Schroers afirma que “o crack pode ser fumado em baforadas rápidas nas ruas” e que o seu efeito começa e termina rapidamente. Além disso, “não há medicamentos que substituam a cocaína em pó e o crack para controlar o uso da droga de forma comprovadamente efetiva”.

Recentemente, a prefeitura de Frankfurt se viu obrigada a tomar novas medidas. Ampliaram o número de acomodações de emergência, expandiram o atendimento médico e de enfermagem e estenderam os horários de funcionamento dos cafés noturnos. Além disso, banheiros e chuveiros foram instalados dentro de um container perto da estação.

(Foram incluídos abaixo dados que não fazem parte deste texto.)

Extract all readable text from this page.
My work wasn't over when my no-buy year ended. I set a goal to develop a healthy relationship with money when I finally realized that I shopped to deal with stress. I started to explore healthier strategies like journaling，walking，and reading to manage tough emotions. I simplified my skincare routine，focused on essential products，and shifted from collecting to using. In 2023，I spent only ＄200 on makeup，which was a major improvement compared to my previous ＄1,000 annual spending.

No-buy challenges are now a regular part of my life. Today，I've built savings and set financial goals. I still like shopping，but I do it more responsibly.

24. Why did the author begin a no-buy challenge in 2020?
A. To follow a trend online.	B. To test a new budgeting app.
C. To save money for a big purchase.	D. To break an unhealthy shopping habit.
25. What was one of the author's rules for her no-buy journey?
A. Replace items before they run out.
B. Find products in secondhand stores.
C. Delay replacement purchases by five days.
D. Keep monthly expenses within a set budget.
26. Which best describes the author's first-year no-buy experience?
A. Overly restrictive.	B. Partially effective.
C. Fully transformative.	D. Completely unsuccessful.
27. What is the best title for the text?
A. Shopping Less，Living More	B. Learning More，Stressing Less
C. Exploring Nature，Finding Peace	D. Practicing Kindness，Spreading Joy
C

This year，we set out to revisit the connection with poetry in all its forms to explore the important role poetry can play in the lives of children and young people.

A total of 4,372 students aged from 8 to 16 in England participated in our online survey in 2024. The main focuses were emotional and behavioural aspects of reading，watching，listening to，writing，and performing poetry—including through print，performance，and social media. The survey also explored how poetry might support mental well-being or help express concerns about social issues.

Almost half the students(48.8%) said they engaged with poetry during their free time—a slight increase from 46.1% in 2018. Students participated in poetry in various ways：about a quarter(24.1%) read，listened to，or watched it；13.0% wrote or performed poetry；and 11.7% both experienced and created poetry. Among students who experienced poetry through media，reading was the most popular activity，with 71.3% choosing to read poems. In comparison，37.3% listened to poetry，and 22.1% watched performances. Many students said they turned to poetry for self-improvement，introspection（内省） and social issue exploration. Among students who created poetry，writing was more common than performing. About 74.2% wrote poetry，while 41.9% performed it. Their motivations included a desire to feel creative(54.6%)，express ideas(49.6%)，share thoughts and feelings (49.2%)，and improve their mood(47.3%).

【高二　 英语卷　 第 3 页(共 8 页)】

Na cidade de Hamburgo (com 88 casos de morte por consumo de drogas em 2023), “as autoridades locais instalaram um grande centro chamado The Drob Inn” em uma área de menor circulação de pessoas. Em seu pátio, “os usuários têm permissão para ficar e usar drogas”.

Segundo os defensores da estratégia, a proximidade do pátio com o centro de atendimento facilita para que profissionais da saúde e policiais supervisionem o cotidiano dos dependentes…

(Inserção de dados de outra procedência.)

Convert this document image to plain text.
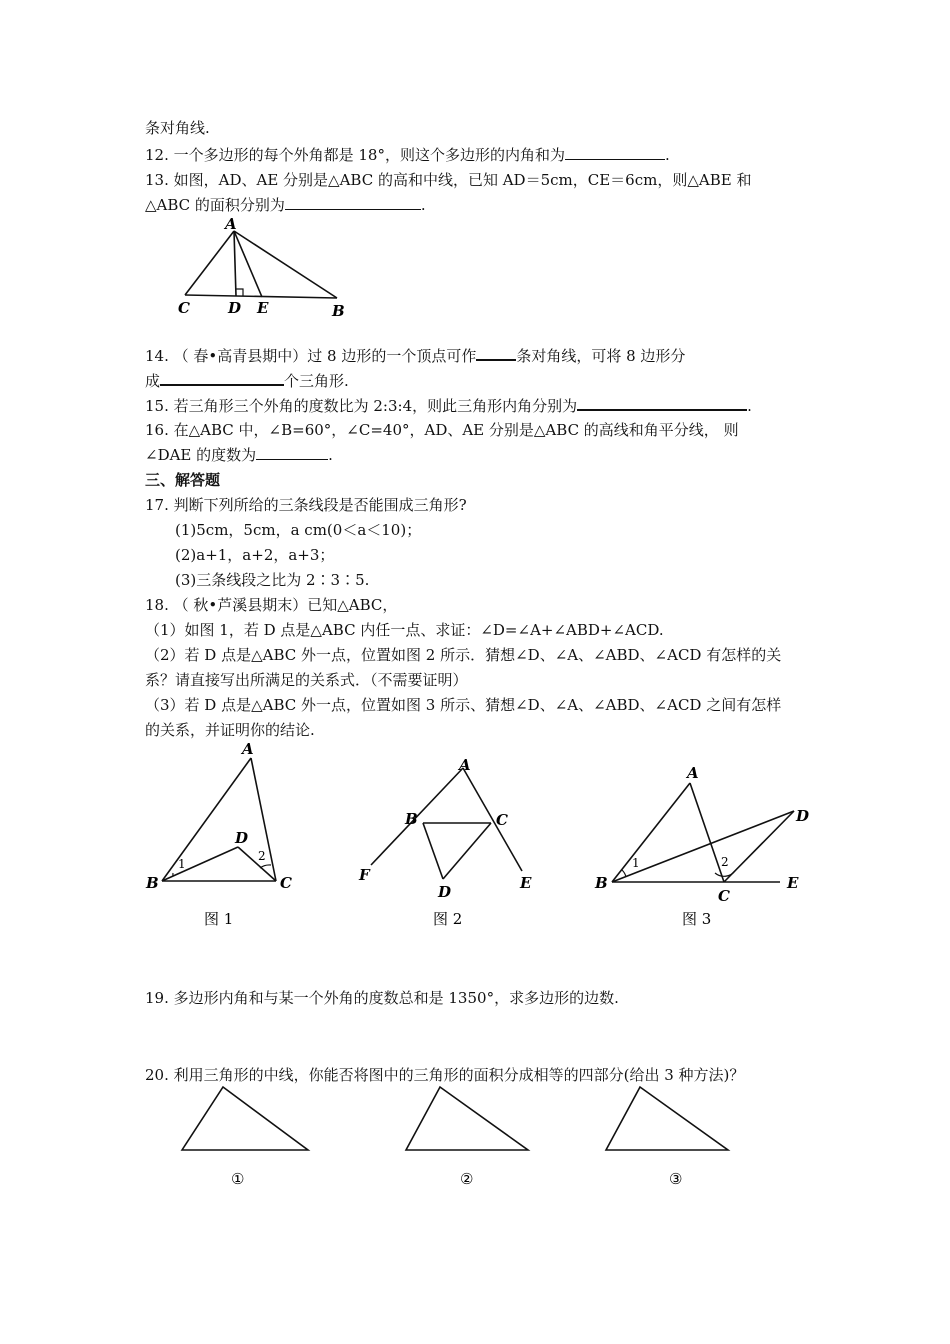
条对角线.
12. 一个多边形的每个外角都是 18°，则这个多边形的内角和为	.
13. 如图，AD、AE 分别是△ABC 的高和中线，已知 AD＝5cm，CE＝6cm，则△ABE 和
△ABC 的面积分别为	.
A
C	D E	B
14. （ 春•高青县期中）过 8 边形的一个顶点可作	条对角线，可将 8 边形分
成	个三角形.
15. 若三角形三个外角的度数比为 2:3:4，则此三角形内角分别为	.
16. 在△ABC 中，∠B=60°，∠C=40°，AD、AE 分别是△ABC 的高线和角平分线， 则
∠DAE 的度数为	.
三、解答题
17. 判断下列所给的三条线段是否能围成三角形?
(1)5cm，5cm，a cm(0＜a＜10)；
(2)a+1，a+2，a+3；
(3)三条线段之比为 2∶3∶5.
18. （ 秋•芦溪县期末）已知△ABC，
（1）如图 1，若 D 点是△ABC 内任一点、求证：∠D=∠A+∠ABD+∠ACD.
（2）若 D 点是△ABC 外一点，位置如图 2 所示．猜想∠D、∠A、∠ABD、∠ACD 有怎样的关
系？请直接写出所满足的关系式．（不需要证明）
（3）若 D 点是△ABC 外一点，位置如图 3 所示、猜想∠D、∠A、∠ABD、∠ACD 之间有怎样
的关系，并证明你的结论.
A
B	C
D
1
2
图 1
A
B	C
D	E
F
图 2
A
B
C
D
E
1	2
图 3
19. 多边形内角和与某一个外角的度数总和是 1350°，求多边形的边数.
20. 利用三角形的中线，你能否将图中的三角形的面积分成相等的四部分(给出 3 种方法)？
①	②	③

Apesar de parecer estranho tomar medidas que, a princípio, demonstram conivência ou permissividade para com o uso compulsivo de drogas, é preciso buscar compreender a complexidade do problema. Afinal, um problema complexo não se resolve de maneira simplista.  

Bernd Werse, diretor do CDR (Centro de Pesquisa de Drogas), avalia a política de enfrentamento às drogas na Alemanha como uma solução incompleta, mas que contribui para que os usuários não fiquem espalhados por locais onde circulam moradores e comerciantes.

Cracolândia

No Brasil, essa é uma reclamação constante daqueles que possuem o seu comércio especialmente nas redondezas do que se popularizou por Cracolândia, em São Paulo. A invasão e o saque das lojas bem como a intimidação aos clientes nas proximidades viraram motivo de angústia para muitos comerciantes. Tema dos debates dos candidatos à prefeitura de São Paulo este ano, os números da cracolândia brasileira ultrapassam os da Alemanha.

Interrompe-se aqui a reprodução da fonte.